Consistently decreases in ASMR of stomach cancer, as shown in Figure 1, could be observed in Changle and Linzhou, where were found with high risks for stomach cancer in 1973-1975. Although the explanations for those declines were not quite clearly finalized, we could not exclude the health effects due to the increased capacities to against the cancer development, improvement of the living environment by providing healthy environment, increasing food supplies, and improving nutritional status. Though we did not have enough data to evaluate the effect on survivals from implementing screening program, the observation on the long term trends of the mortalities provided evidence for cancer prevention.

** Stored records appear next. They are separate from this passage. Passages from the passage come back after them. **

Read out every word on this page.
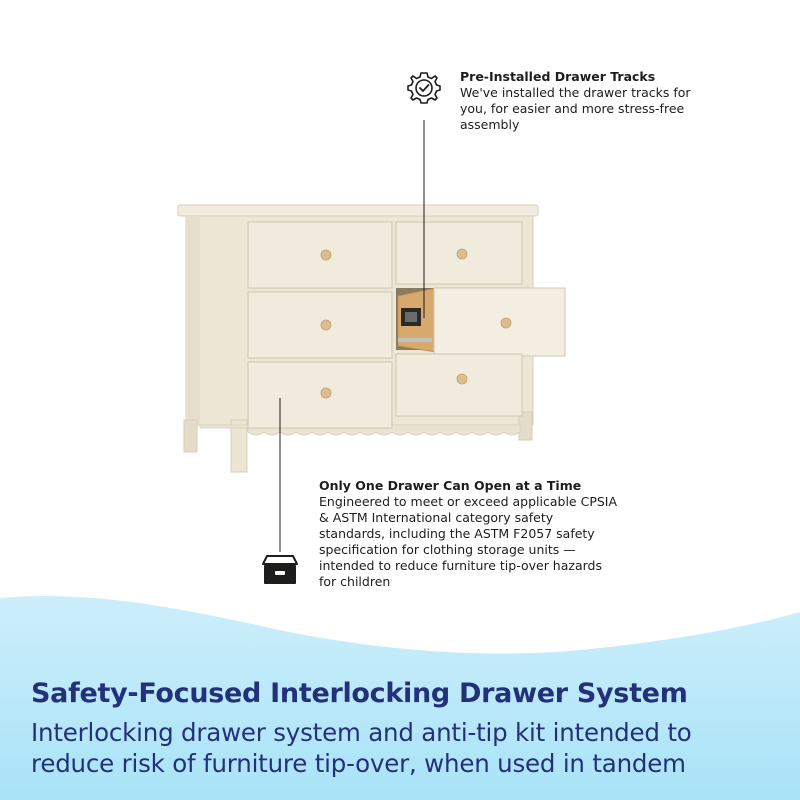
Pre-Installed Drawer Tracks
We've installed the drawer tracks for you, for easier and more stress-free assembly
Only One Drawer Can Open at a Time
Engineered to meet or exceed applicable CPSIA & ASTM International category safety standards, including the ASTM F2057 safety specification for clothing storage units — intended to reduce furniture tip-over hazards for children
Safety-Focused Interlocking Drawer System
Interlocking drawer system and anti-tip kit intended to reduce risk of furniture tip-over, when used in tandem
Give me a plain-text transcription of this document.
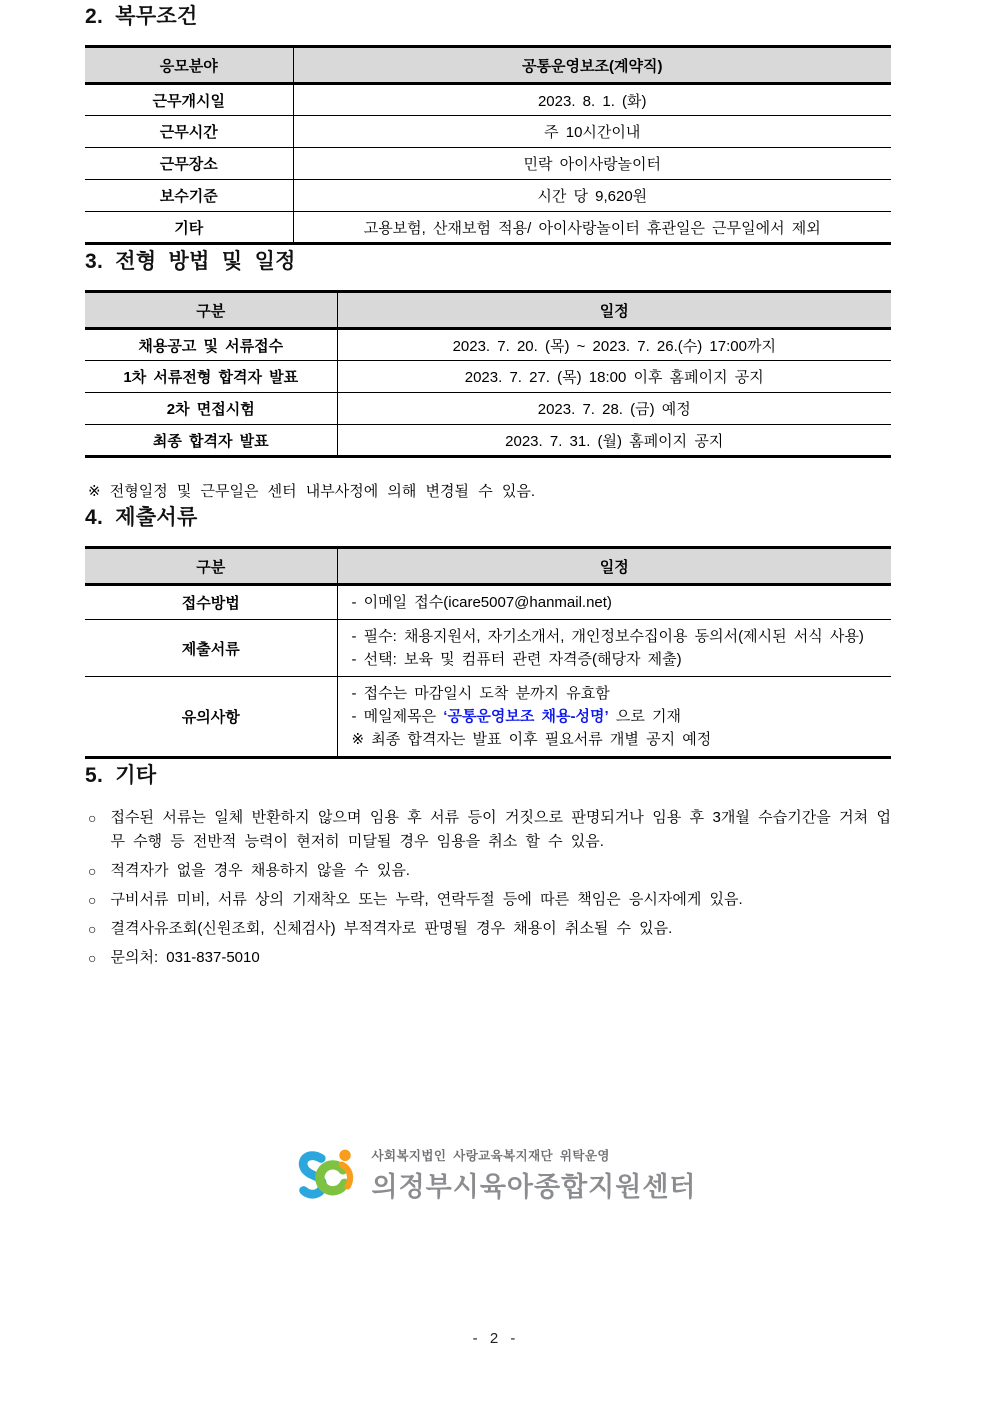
2. 복무조건
응모분야	공통운영보조(계약직)
근무개시일	2023. 8. 1. (화)
근무시간	주 10시간이내
근무장소	민락 아이사랑놀이터
보수기준	시간 당 9,620원
기타	고용보험, 산재보험 적용/ 아이사랑놀이터 휴관일은 근무일에서 제외
3. 전형 방법 및 일정
구분	일정
채용공고 및 서류접수	2023. 7. 20. (목) ~ 2023. 7. 26.(수) 17:00까지
1차 서류전형 합격자 발표	2023. 7. 27. (목) 18:00 이후 홈페이지 공지
2차 면접시험	2023. 7. 28. (금) 예정
최종 합격자 발표	2023. 7. 31. (월) 홈페이지 공지

※ 전형일정 및 근무일은 센터 내부사정에 의해 변경될 수 있음.

4. 제출서류
구분	일정
접수방법	- 이메일 접수(icare5007@hanmail.net)

제출서류	- 필수: 채용지원서, 자기소개서, 개인정보수집이용 동의서(제시된 서식 사용)
- 선택: 보육 및 컴퓨터 관련 자격증(해당자 제출)

유의사항	- 접수는 마감일시 도착 분까지 유효함
- 메일제목은 ‘공통운영보조 채용-성명’ 으로 기재
※ 최종 합격자는 발표 이후 필요서류 개별 공지 예정
5. 기타
○ 접수된 서류는 일체 반환하지 않으며 임용 후 서류 등이 거짓으로 판명되거나 임용 후 3개월 수습기간을 거쳐 업무 수행 등 전반적 능력이 현저히 미달될 경우 임용을 취소 할 수 있음.
○ 적격자가 없을 경우 채용하지 않을 수 있음.
○ 구비서류 미비, 서류 상의 기재착오 또는 누락, 연락두절 등에 따른 책임은 응시자에게 있음.
○ 결격사유조회(신원조회, 신체검사) 부적격자로 판명될 경우 채용이 취소될 수 있음.
○ 문의처: 031-837-5010
사회복지법인 사랑교육복지재단 위탁운영
의정부시육아종합지원센터
- 2 -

Figure 1: Age-adjusted mortality rate of stomach cancer in Changle (CL) and Linzhou (LZ), 1988-2007.

Since 1980s, Linzhou in Henan province has been recognized as the typical high-risk areas of cancers of the esophagus and stomach. In the last three decades, nutrition intervention, screening and surveillance have been conducting among high-risk population. In the light of this remarkable trend and findings of relevant research, it can be concluded that the common cancers in China are preventable, detectable, treatable, curable diseases. In order to prevent cancer at the early stage, people should be advised to balance dietary structure, elevate nutritional status and avoid exposure to carcinogenic agents. With respect to health management, strategies should be developed for early detection and diagnosis, and improvement is urgently in need in primary healthcare system. While incidence and mortality of the cancers of the lung cancer, bladder, and pancreas in China were increasing, the smokingfree policies should be strongly enforced in all public areas and working places in order to control these preventable diseases.